What Students Say About the Library
Following up on the Books They Read post, miniposters SEBS students created during their library session as part of their Academic Mentoring course in Fall 2022, here is recap of the humbling experience these classes pose to each librarian.
One can’t expect miracles from a one-shot, 80-minute session. The “less is more” principle is nowhere more important than in an environment where the unfamiliarity and novelty can give you, well, if not a full-blown anxiety attack as in a doctor’s office, but some visible discomfort. Easing into serious matters and establishing rapport with genuine interest in their struggles often helps dissipate initial resistance more than a fun Kahoot game. This is the reason for starting the session with a brief library tour on our way downstairs to the classroom. If students stop checking their phones and start asking questions after the second stop, it’s a promising sign.
There’s way too much information to process during these sessions. Each and every student arrives with their own learning styles, trying to step up to a new level by trial and error. Even a brief library instruction session designed to address the main academic stumbling blocks seems to fit perfectly into the overall mission: supporting student success at a state university.
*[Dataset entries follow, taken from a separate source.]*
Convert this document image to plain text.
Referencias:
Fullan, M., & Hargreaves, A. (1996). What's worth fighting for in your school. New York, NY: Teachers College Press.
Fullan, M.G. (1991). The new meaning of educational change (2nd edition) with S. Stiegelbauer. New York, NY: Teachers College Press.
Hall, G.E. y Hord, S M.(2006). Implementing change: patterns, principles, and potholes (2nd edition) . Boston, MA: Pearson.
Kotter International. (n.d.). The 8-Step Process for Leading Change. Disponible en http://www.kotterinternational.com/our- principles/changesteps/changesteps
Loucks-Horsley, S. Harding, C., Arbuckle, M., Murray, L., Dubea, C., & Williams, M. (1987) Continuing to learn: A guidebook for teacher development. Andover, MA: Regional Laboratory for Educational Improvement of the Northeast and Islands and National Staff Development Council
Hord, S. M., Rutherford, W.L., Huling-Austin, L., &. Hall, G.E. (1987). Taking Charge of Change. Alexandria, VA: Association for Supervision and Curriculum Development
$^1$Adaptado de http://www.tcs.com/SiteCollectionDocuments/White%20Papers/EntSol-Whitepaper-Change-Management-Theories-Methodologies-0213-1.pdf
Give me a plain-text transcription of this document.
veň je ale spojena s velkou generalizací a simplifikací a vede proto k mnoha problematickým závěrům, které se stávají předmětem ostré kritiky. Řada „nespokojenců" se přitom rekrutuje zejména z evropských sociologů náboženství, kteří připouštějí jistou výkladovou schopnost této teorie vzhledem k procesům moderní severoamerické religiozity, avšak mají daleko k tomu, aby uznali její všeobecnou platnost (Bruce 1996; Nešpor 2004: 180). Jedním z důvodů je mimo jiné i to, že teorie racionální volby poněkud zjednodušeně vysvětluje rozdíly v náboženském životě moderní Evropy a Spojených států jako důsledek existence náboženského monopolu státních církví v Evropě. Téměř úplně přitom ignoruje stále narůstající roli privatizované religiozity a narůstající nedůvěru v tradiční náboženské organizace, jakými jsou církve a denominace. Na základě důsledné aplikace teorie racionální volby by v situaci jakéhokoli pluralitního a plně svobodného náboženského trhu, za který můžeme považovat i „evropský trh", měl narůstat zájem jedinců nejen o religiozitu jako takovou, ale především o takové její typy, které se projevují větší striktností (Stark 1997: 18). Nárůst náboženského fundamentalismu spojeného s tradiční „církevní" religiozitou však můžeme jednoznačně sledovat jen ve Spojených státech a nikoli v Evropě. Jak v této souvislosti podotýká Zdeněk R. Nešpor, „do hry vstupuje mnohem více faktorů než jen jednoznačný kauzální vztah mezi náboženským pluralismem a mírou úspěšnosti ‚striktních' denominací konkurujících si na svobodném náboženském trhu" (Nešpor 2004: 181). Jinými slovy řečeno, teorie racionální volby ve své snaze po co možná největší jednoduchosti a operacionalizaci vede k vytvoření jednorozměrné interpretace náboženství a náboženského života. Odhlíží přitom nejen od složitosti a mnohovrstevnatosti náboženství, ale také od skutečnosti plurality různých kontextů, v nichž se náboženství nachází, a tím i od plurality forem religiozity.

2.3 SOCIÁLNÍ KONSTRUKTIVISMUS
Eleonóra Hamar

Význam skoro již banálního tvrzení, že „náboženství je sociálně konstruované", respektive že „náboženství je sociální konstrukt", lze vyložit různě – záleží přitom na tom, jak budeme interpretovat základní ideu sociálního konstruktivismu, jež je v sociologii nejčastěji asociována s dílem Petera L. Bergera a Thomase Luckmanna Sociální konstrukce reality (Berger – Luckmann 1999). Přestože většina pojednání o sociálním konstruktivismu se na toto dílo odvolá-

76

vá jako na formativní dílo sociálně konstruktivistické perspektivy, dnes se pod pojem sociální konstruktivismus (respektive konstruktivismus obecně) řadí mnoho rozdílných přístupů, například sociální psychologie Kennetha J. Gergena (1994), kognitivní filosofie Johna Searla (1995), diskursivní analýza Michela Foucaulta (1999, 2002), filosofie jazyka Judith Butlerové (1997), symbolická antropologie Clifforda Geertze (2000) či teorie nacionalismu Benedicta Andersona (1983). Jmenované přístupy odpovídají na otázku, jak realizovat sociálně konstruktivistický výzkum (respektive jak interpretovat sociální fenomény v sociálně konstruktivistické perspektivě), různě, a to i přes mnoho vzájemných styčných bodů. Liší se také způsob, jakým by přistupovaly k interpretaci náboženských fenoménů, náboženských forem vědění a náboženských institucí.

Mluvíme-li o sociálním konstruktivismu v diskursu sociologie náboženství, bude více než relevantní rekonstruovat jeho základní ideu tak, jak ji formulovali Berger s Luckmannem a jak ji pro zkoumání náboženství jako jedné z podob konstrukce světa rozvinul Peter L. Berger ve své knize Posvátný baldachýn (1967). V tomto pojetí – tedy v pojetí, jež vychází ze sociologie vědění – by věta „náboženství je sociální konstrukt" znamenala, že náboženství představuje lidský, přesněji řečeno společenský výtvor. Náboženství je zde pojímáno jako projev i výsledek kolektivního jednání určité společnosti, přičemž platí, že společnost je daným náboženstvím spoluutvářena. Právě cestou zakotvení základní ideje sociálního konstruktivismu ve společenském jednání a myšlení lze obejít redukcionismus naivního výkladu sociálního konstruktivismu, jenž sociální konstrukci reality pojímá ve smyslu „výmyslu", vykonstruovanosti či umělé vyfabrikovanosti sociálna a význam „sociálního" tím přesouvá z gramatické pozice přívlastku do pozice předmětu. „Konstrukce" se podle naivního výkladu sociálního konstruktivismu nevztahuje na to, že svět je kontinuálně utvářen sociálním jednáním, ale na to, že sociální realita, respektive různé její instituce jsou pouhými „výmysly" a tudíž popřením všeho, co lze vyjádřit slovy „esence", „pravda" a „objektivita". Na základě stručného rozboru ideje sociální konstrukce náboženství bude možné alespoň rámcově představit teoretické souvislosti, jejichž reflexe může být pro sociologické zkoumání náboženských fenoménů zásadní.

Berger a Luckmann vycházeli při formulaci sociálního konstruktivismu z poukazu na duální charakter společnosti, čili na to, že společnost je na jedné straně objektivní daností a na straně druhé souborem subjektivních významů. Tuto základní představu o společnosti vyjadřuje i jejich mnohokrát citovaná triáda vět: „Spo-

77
As the class progresses from a demo to hands-on searching, it’s fascinating to observe how these first-generation college students gain confidence in what they are supposed to be doing. In addition to putting into practice what they learned by actually doing it, the class activity is also designed to reinforce to them that librarians are there to help. Questions and comments during this time are equally eye-opening for the librarian, class instructor and students.
Besides the anecdotal evidence gathered during the session, the students’ brief feedback is even more valuable. Collected on decommissioned catalog cards, responses to the question, “What did you learn today?” fall into four main categories. The sample size from Fall 2022 was not very large (196 students listed 304 things that were new to them), and the methodology to process them probably wouldn’t stand up to rigorous scientific standards, but answers collected from attendees indicate a trend.
“More than books“
First-year students were pleased to discover the amount and variety of resources on site and online. They appreciated the library as a place (shown in this virtual tour) for various uses – from the calm, comfort areas to the opportunities to print, scan, and use the whiteboard. The potential of using the group study rooms for collaborative projects was the top response in this category (65 out of 128), while a few students spelled out explicitly that the library is there for their benefit. All in all, it was worth spending a few minutes at the beginning of each class and walk around the library a bit.
“Research more effectively“
The 94 responses in this more traditional theme, i.e., library research or bibliographic instruction, indicate the benefits of these resources, both immediately and in the future. QuickSearch, the library search engine, was new to almost 25 percent, according to the cards. Additionally, 14 noted the “advanced search” feature, which not demonstrated to a large extent. Students’ appreciation of the catalog function to create citations (23) and to avoid plagiarism also received a few strikes.
“Navigate the website“
A fact that surprises many of us who teach these classes is that students not only have never used the libraries’ web site, but don’t even know that it exists! Navigating the Rutgers University Libraries’ site has always been a popular answer as something new they learn in these sessions. This includes how to ask for help, such as chat reference and scheduling an appointment with a subject specialist. It sends the message to the librarian that instruction, preferably with some kind of hands-on task, should focus on the web site, and reminders that it exists should probably be posted on social media.
“Librarians and libraries are helpful“
Other than realizing that everyone has a library card, aka their student ID, 30 students expressed their overall good impressions of the library, including all the colleagues at Douglass Library who helped students before classes. Many of them said that they would definitely come back to use the library. To achieve this result, our colleagues at the Circulation desk were well informed and prepared for the influx of new students and instructors during the week in October when all sections of the SEBS Academic Mentoring course visited the library, often giving guidance and directions to latecomers.
The library sessions serve as a great example of collaboration within the library and with large, campus-wide programs and initiatives such as the Academic Mentoring course offered to first-year first-generation college students by the SEBS Office of Academic Programs.
The informal feedback received from nearly 200 students has definitely confirmed the need for this course. The library has something to offer to everyone, whether it’s for schoolwork or fun.